Despite receiving FDA approval last month, many athletes, including NBA stars Kyrie Irving and Bradley Beal, remain skeptical of the COVID vaccine. Beal, the league’s second-leading scorer last season behind Stephen Curry, missed the Tokyo Olympics due to COVID this past summer but still feels no obligation to get vaccinated. Meanwhile Curry’s Golden State teammate, Andrew Wiggins, was denied a religious exemption and will not be permitted to play or practice with the team due to a citywide ordinance requiring proof of vaccination for anyone working or participating in “high risk indoor activities.” The same goes for Irving, who was absent from the start of Nets training camp Monday due to a similar mandate issued in New York City.
While Wiggins and Irving have yet to come around, others, including Damian Lillard of the Portland Trail Blazers, are trusting science while encouraging players to get the vaccine. “I’m not mad at people for saying, ‘I need to do my research,’ or taking the steps that make them comfortable. But I have a lot of people in my family that I’m tight with and spend a lot of time around and I’m just not going to put their health or their lives in danger,” said Lillard, who ranks as the second-leading scorer in franchise history behind only Hall-of-Famer Clyde Drexler. “As a kid, I had to get shots my whole life. Before I went to college, I had to get shots and I couldn’t tell you one thing about any of them.”

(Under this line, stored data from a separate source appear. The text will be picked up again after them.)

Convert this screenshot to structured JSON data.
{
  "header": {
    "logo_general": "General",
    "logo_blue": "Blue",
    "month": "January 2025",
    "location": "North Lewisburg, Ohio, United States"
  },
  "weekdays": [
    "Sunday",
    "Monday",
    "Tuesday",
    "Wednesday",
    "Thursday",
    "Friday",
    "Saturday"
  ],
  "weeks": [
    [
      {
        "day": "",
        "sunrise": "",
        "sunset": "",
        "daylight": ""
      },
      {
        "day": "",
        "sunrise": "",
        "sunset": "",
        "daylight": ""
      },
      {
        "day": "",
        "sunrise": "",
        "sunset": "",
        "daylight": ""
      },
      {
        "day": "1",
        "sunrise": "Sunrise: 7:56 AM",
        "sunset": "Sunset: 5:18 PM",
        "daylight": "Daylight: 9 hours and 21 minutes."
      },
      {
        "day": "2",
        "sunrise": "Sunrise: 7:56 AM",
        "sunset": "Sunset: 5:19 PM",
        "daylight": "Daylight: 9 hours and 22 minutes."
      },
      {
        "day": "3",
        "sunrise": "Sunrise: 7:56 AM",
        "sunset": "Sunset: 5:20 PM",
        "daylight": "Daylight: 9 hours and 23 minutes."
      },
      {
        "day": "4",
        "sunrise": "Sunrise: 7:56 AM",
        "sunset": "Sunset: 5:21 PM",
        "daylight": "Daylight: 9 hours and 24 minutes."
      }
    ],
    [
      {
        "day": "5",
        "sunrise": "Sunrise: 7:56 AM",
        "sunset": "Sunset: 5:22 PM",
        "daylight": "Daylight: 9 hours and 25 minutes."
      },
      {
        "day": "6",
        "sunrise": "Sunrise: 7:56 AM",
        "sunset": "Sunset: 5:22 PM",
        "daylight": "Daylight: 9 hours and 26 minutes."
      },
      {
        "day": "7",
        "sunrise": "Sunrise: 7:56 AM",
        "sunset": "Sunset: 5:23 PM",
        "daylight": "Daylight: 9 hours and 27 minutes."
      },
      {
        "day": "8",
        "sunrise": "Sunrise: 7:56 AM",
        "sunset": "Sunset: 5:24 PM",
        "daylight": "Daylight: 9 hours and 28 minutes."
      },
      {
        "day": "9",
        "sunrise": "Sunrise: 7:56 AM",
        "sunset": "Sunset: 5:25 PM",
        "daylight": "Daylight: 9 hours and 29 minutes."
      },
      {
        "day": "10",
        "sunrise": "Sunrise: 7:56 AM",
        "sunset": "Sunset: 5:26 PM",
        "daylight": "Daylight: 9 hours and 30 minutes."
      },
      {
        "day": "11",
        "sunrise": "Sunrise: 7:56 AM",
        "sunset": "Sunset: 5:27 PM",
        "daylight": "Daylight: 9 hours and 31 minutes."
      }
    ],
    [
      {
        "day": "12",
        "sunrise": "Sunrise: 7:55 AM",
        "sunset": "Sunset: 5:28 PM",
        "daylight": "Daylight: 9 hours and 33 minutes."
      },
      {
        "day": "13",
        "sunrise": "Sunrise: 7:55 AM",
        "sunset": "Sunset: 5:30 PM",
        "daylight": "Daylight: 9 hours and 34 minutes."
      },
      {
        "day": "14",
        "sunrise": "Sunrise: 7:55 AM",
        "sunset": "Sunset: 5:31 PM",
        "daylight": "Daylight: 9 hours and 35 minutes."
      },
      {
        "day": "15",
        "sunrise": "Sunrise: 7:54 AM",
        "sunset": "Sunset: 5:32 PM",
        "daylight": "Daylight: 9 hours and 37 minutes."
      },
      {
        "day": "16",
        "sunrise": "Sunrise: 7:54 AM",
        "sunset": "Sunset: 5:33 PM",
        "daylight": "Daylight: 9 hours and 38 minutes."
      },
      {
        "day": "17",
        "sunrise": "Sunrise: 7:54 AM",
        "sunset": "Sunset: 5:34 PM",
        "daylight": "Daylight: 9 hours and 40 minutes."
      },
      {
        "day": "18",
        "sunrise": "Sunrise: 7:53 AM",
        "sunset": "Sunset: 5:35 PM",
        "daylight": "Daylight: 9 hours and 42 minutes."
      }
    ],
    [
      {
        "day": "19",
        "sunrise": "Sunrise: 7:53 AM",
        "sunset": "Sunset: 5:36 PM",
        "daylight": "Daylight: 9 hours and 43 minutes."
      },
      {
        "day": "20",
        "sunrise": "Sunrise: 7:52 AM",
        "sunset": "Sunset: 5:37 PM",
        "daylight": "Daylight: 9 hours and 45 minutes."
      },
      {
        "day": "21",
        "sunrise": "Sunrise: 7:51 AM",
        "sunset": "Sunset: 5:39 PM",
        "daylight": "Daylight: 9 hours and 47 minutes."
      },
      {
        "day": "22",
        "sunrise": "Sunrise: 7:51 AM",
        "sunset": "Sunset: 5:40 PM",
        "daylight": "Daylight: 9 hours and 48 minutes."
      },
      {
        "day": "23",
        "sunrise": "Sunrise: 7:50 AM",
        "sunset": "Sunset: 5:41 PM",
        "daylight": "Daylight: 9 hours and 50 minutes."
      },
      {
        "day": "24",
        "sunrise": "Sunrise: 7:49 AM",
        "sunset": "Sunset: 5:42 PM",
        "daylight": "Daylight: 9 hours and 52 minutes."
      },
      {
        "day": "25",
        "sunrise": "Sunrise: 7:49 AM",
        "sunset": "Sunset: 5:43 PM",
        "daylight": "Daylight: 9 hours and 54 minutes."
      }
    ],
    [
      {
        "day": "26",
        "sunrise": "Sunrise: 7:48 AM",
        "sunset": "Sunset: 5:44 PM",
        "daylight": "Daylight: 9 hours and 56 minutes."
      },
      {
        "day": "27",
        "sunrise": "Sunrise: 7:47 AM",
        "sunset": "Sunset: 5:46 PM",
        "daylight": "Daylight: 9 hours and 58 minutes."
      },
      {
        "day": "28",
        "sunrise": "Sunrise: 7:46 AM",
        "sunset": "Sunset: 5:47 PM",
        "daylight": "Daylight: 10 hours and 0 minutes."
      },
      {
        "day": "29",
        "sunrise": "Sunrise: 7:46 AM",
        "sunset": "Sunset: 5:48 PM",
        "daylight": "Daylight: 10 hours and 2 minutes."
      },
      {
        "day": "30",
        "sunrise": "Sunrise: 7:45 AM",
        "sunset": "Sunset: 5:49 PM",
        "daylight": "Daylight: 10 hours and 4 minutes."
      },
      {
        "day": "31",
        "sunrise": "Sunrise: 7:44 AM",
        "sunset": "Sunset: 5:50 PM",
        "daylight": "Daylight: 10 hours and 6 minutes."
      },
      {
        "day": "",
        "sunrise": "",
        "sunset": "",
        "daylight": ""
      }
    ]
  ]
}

Few players in the NBA have been as vocal in support of the vaccine as Lillard, who said the decision to get vaccinated was an easy one. “It’s a way for me to protect myself and the people that I love,” said the six-time All-Star, who, despite recent trade rumblings, is set to begin his 10th season in Portland. “It’s pretty simple.”
We’ve lived through the deadliest global pandemic of our lifetime the past two years with COVID claiming 4.5 million deaths worldwide. Casualties in the United States are quickly approaching 700,000 with many hospitals in hot-spot states not equipped to handle the influx of new patients experiencing severe symptoms. Karl-Anthony Towns of the Minnesota Timberwolves lost his mother to the virus early last year while Celtics forward Jayson Tatum never looked quite the same after battling the illness in January, needing an inhaler to help him breathe.